The summer before last Hugh, having discovered that author Thomas Hardy learnt to ride a bicycle in middle age (they had not been invented in his youth) pondered whether he rode a penny farthing or a later model. I found a picture of Hardy on a bicycle with wheels of equal size and we left it there.

This summer we happened to be in Dorset and my daughter and I visited some of the places of Hardy interest in and around Dorchester. We finished at Max Gate, which recently became the responsibility of the National Trust. Hardy had Max Gate built in 1885 and lived there until his death in 1928.
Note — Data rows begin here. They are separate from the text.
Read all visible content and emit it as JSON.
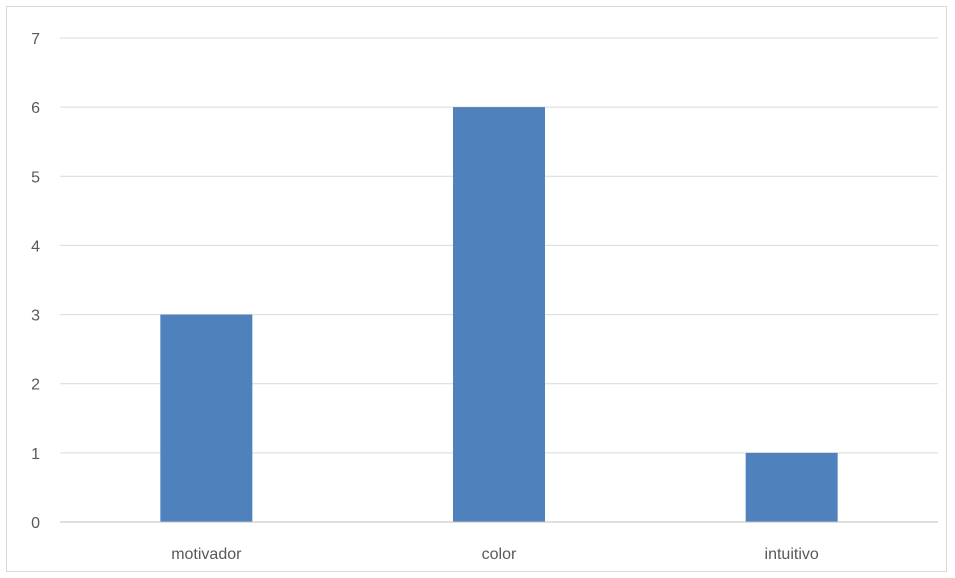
{
  "chart_data": {
    "type": "bar",
    "categories": [
      "motivador",
      "color",
      "intuitivo"
    ],
    "values": [
      3,
      6,
      1
    ],
    "title": "",
    "xlabel": "",
    "ylabel": "",
    "ylim": [
      0,
      7
    ],
    "yticks": [
      0,
      1,
      2,
      3,
      4,
      5,
      6,
      7
    ],
    "grid": true,
    "legend": "none",
    "colors": {
      "bar": "#4F81BD",
      "grid": "#d9d9d9",
      "axis": "#bfbfbf",
      "tick_text": "#595959",
      "border": "#d9d9d9"
    }
  }
}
I don’t understand the technicalities of gears and safety chains but these men were responsible for what we recognise as the modern bicycle (as manufactured in England). James Starley invented a safety cycle he called the Rover as it seemed to be a good thing on which to rove around. But according to the Birmingham History Forum JK Starley invented a chain drive which he developed into the bicycle that achieved greater fame. His company went on to make motorbikes and Rover cars. The Rover with its Viking Rover bonnet badge was one of the mainstays of the British motor manufacturing industry, in the days we had such a thing.

The bicycle is therefore long gone but I was directed to the room at the back where it was stored. In the second photograph Emma Hardy and her nephew are in the foreground. Below that is the view across the garden as it is now, with the addition of a glass conservatory.